In little more than fifteen years, after all, Taylor had gone from Hollywood starlet, appearing in such lightweight pieces as Love Is Better Than Ever and The Girl Who Had Everything, to the attempt, at least, to offer a jarring, lacerating performance in Who’s Afraid of Virginia Woolf? Changes in the world and in America had a good deal to do with that, but still…

In 1951, by contrast, Burton was performing at Stratford as Prince Hal in “a critically acclaimed performance” of Shakespeare’s Henry IV, Part I, opposite Anthony Quayle as Falstaff. He became a member of the fraternity of great British actors of the day, including John Gielgud, Michael Redgrave, Paul Scofield, Alec Guinness, Quayle and others. Who had traveled the greater artistic and intellectual distance in that decade and a half, Burton or Taylor?

At the time of Who’s Afraid of Virginia Woolf’s release in June 1966, Elizabeth Taylor, astonishingly, was only 34 years old. This was her last major film. She went on to make two movies with director Joseph Losey (Boom! and Secret Ceremony, both released in 1968), already having entered into the least interesting phase of his career, and one more, rather tired film with George Stevens (The Only Game in Town, 1970), but there is not much more after that. The primary fault lies with the Hollywood studios, which were artistically falling apart and eventually would come under the control of giant conglomerates.

Taylor devoted much of her life to causes and people to whom she felt close. Unless the reports are false, her attachment to individuals such as Clift, Rock Hudson, Michael Jackson and others she perceived to be “outsiders,” and hence vulnerable, seems quite genuine. She became a champion of HIV and AIDS-related projects as early as 1984, at a time when the disease was hardly acknowledged. Hudson’s death in 1985 deepened her commitment. Even her conversion to Judaism in 1959, which also led her to misguided and uncritical support for the Israeli state, probably derived at least in part from her perception of the Jews as victims of oppression.

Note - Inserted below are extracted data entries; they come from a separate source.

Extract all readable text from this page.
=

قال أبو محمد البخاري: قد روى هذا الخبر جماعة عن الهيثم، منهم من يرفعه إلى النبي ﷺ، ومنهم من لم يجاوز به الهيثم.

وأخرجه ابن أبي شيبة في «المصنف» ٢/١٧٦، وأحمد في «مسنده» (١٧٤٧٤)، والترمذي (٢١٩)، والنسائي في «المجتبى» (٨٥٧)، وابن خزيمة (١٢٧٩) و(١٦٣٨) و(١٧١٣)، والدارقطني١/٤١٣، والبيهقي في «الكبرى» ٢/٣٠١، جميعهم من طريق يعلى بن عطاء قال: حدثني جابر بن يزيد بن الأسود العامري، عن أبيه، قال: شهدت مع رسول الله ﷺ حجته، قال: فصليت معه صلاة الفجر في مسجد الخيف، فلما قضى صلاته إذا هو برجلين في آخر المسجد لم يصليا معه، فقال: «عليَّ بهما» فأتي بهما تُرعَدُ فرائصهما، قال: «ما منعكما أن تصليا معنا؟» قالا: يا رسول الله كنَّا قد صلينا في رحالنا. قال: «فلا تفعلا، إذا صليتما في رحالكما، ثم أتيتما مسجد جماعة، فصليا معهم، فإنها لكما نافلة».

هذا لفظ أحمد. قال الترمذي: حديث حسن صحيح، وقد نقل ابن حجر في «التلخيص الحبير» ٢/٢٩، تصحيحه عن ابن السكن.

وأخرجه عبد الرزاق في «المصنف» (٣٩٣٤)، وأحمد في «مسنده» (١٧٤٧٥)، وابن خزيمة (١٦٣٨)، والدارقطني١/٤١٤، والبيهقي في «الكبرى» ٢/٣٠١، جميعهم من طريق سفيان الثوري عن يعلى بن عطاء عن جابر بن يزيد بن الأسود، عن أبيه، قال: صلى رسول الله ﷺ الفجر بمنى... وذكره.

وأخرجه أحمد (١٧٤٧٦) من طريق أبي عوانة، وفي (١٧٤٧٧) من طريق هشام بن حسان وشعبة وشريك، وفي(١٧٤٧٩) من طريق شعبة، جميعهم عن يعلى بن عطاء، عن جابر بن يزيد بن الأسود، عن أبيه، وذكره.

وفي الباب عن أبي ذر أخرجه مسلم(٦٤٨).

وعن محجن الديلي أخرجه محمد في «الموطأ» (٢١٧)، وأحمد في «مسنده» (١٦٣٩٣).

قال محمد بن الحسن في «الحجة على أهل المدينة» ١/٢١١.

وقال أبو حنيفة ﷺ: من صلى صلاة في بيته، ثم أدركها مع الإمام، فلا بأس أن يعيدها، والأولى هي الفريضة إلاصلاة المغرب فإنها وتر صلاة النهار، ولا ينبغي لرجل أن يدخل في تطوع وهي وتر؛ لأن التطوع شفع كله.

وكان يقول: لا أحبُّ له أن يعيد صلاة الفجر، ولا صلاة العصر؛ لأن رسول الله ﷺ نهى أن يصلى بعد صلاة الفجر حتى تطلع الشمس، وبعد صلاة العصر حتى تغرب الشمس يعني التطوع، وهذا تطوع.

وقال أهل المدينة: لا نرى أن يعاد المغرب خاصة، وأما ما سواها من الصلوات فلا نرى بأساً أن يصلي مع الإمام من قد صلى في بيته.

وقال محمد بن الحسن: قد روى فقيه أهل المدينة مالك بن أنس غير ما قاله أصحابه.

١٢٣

One might consider Elizabeth Taylor’s body of work in the 1950s and 1960s as a single, long-running melodrama about American life (of which her own participation in “real life” in various romantic scandals formed a subplot). No single work stands out as brilliantly insightful or entirely successful, but watching the various movies gives one a picture—granted, a one-sided and distorted, overly “psychological,” picture (i.e., it is missing the real driving forces in economic and social life)—of a society.

The inhabitants of this social universe are lively and not afraid to express themselves, or reticent to complain, but they are beset by corruption, greed, anxiety, conformism, racism, phony piety, status seeking, unsatisfying and corrosive personal relations. And they respond, in the only fashion apparently open to—or permitted—them, with extravagant and disordered personal behavior for the most part: alcoholism, various addictions, sexual promiscuity, escape into fantasy, violence, even madness. If the portrait is not a happy or entirely coherent one, the fault doesn’t lie with the films or filmmakers, or leading performers such as Elizabeth Taylor, but with the social order itself.